According to Truaxe, he owns 72 percent of Deciem. The other 28 percent is owned by the Estée Lauder Cos. Inc., a 70-year-old traditional beauty player that invested in Deciem in 2017, Truaxe said. In a later statement, Lauder said, “The Estée Lauder Companies is a minority investor in Deciem, and, as such, we do not have the power to control the company’s operations, social media or personnel decisions. We believe in Deciem’s incredible creativity, innovation and product offerings.”

“Lauder is behind me more than I am behind me. I would never go and fight Leonard Lauder — he fully agrees with me,” Truaxe insisted.

“They are quietly concerned and watching,” said a Lauder executive who requested anonymity. “They are trying to figure out what the hell is going on there and protect their investment. They’re trying to figure out what the hell is going on with this guy.”

Prior to Kilner’s exit from the business, this same source indicated that the path was one more of coaching than replacement.

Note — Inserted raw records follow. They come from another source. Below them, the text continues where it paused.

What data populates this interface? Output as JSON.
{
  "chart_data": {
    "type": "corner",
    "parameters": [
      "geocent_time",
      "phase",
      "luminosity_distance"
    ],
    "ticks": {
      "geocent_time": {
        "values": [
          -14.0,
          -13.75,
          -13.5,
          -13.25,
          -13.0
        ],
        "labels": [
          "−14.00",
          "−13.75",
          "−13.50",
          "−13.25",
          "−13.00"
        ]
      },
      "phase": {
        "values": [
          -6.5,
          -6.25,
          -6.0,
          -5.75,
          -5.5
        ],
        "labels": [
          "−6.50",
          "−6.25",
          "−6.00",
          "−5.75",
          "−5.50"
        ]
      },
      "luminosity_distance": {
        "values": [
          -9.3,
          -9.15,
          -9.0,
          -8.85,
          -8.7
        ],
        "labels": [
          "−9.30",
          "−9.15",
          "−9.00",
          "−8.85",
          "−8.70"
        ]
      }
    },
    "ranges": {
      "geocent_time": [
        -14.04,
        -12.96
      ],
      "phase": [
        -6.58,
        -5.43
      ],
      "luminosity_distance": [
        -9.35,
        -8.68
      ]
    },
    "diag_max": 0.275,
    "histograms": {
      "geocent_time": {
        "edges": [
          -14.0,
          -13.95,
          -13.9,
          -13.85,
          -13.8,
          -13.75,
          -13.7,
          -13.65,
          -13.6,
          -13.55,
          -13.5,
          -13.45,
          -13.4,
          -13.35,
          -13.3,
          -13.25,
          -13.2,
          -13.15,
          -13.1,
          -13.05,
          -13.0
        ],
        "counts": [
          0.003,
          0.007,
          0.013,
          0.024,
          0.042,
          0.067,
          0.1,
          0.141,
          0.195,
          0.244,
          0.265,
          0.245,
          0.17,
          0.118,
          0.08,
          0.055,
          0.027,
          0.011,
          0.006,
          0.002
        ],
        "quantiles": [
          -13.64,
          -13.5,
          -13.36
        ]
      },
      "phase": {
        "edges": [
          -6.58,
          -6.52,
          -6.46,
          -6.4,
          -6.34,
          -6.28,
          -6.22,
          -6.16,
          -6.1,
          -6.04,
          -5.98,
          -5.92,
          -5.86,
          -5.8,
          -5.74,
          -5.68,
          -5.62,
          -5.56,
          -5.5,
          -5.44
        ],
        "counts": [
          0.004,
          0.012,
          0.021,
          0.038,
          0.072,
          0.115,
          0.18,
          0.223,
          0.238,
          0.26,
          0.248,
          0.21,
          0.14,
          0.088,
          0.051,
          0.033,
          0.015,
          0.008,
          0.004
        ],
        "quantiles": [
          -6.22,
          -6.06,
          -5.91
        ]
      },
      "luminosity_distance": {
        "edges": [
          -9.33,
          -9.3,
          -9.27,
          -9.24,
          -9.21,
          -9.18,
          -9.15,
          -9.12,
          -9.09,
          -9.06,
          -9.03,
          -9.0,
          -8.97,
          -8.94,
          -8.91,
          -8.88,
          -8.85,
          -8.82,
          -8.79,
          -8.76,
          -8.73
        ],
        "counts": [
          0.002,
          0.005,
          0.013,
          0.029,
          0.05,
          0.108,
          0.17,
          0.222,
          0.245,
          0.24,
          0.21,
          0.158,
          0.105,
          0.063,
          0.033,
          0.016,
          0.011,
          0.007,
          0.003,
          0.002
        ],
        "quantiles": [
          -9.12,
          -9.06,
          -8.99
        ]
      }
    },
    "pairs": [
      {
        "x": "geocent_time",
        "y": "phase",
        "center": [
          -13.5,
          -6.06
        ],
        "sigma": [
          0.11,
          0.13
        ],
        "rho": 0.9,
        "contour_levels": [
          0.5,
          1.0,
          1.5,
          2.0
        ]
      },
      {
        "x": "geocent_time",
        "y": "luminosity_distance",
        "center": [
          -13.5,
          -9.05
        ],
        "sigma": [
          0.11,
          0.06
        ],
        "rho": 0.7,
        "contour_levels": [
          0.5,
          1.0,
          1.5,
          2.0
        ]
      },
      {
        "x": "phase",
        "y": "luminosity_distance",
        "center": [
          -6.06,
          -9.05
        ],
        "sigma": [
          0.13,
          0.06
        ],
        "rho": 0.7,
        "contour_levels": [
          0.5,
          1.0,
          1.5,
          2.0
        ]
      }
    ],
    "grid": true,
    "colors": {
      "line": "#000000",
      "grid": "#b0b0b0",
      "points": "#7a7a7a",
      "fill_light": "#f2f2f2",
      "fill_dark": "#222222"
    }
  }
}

“It’s more trying to figure out what is happening and maybe coaching that young ceo [Kilner]. What are you supposed to say without saying, ‘Your boss is an idiot,’” the source added.

The Deciem drama comes on the heels of the company’s launch into the U.S. market, which was expected to more than double the size of the business. Deciem is in the midst of opening stores and the company just launched its main line, The Ordinary, with Sephora online.

Popularity of The Ordinary, which makes products with names like Magnesium Ascorbyl Phosphate 10% and Granactive Retinoid 5% in Squalane that sell for $9.60 and $13.90, respectively, is exploding. The company’s earned media value gained 3,179 percent from 2016 to 2017, according to Tribe Dynamics, which noted that the conversation around that brand has been positive, focusing on efficacy and affordability. Influencers have also credited the brand with creating low-cost dupes of other skin-care products. Tribe noted that in January alone, The Ordinary gained EMV, “which could have been due to negative publicity,” said Brit McCorquodale, head of marketing and communications at Tribe.